The term “work(s)” is being used of perfect obedience. It refers to one who never, in an entire lifetime, has need of forgiveness of sin. He does not need the blood of Christ applied to his life. It refers to one who merits heaven. This is evident from the words which follow: “just as David also describes the blessedness of the man to whom God imputes righteousness apart from works: ‘Blessed are those whose lawless deeds are forgiven, and whose sins are covered; Blessed is the man to whom the LORD shall not impute sin’” (Romans 4:6-8). “The man to whom the LORD does not impute sin is the pardoned person. God does not count his sins against him because he is no longer a sinner. The man to whom God imputes sin is the one still in his sin” (Robert Taylor Jr., Studies in Romans, p. 81). David needed forgiveness, and he was granted such by God’s grace, on conditions (Psalm 32:1-5 cf. Proverbs 28:13). Important: Meeting conditions for pardon is not the type of “work(s)” under consideration in Romans 4.

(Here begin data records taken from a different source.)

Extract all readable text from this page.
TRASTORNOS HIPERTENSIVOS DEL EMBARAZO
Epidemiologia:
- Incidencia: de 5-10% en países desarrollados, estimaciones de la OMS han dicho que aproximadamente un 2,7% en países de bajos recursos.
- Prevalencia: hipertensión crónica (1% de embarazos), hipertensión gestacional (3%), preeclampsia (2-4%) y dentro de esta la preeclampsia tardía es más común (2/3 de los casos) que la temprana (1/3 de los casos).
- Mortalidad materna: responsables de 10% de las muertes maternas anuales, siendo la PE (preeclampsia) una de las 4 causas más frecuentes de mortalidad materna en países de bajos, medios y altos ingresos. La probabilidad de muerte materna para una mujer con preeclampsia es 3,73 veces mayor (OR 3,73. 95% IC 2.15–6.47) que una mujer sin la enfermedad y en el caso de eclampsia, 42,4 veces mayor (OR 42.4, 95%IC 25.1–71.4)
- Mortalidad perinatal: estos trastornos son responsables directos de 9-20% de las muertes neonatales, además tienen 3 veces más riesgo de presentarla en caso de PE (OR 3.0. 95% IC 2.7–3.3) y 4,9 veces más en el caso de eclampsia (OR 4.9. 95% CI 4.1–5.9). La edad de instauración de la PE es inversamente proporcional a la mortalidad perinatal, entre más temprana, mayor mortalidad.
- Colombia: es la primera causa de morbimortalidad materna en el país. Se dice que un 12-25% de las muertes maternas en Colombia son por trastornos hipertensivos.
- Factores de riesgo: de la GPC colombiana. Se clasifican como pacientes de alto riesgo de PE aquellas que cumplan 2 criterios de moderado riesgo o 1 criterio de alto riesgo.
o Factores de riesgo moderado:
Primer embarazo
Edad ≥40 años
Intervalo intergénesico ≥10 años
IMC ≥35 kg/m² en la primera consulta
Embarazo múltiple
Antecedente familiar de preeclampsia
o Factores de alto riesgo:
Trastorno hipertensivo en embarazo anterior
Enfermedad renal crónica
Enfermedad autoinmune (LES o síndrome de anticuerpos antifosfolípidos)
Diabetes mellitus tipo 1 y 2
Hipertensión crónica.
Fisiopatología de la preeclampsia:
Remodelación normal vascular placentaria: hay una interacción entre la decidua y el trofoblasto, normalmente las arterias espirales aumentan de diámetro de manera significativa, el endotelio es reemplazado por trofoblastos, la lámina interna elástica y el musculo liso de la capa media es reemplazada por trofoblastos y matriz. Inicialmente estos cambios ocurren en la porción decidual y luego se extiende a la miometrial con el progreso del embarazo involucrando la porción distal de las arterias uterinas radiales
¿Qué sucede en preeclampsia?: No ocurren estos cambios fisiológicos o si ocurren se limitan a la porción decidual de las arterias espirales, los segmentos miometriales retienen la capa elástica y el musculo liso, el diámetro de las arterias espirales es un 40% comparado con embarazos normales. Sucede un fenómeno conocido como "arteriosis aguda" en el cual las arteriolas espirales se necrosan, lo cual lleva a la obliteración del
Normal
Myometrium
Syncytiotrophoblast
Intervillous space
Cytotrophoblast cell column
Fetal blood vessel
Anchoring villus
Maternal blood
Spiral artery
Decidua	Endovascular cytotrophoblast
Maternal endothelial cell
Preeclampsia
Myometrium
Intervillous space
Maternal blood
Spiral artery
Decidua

No one who has sinned (and that is all of us, Romans 6:23) can by a human act merit salvation (Note: I am not speaking of accepting God’s terms for pardon. I am speaking of meriting salvation). “For what does the scripture say? ‘Abraham believed God, and it was accounted him for righteousness’… How then was it accounted? While he was circumcised or uncircumcised? Not while circumcised, but while uncircumcised” (Romans 4:3, 10). Many Israelites, and Judaizing teachers, put their trust in circumcision. However, Abraham was not circumcised, or even commanded to be, until he was ninety-nine years old (Genesis 17:10-11, 24-25). Yet, Abraham was counted righteous before this (Genesis 15:6), more than thirteen years before this (Genesis 17:25 cf. 16:15). Abraham lived a life of faith. (1) He moved his family from Ur (Acts 7:3-4; Genesis 11:31; 15:7; Nehemiah 9:7), and Haran (Genesis 12:4), because of his faith (Hebrews 11:8-10, 15-16). (2) His faith caused him to build altars and worship God wherever he went [e.g. Moreh (Genesis 12:6-7); Bethel (Genesis 12:8; 13:3-4); Hebron (Genesis 13:8)]. (3) He offered tithes (Genesis 14:19-20 cf. Hebrews 7:5-ff). All of these things were done before his circumcision. Abraham was not counted righteous because of flawless law-keeping (Romans 4:1-4). Abraham was not counted righteous by some meritorious act, as some seem to have considered circumcision (Romans 4:9-10). Circumcision, by itself, was not the important thing. Trust in God was. He was counted righteous because he lived his life by faith.
What about complying with God’s conditions for pardon? Salvation is a gift of God. “The wages of sin is death, but the gift of God is eternal life” (Romans 6:23). Yet, gifts can be conditionally given (Romans 6:16-18 cf. 6:3-4). Naaman was required to dip seven times in the Jordan to be cleansed of his leprosy (2 Kings 5:1-14). Who thinks that he earned such cleansing from leprosy? A man born blind was required to “go wash in the pool Siloam” in order to receive sight (John 9:1-11). Did this act merit sight? Or, was such simply a test of faith? Jericho was a gift to Israel (Joshua 6:2). Yes, they were required to march around the wall thirteen times, and blow trumpets, and shout (Joshua 6:3-5). Does such make such any less a gift? Of course not! There is nothing we can do to merit salvation (Romans 6:23). God certainly does not owe us salvation. However, we can comply with God’s conditions for pardon. It is only in this sense that we can save ourselves (Acts 2:40 ASV).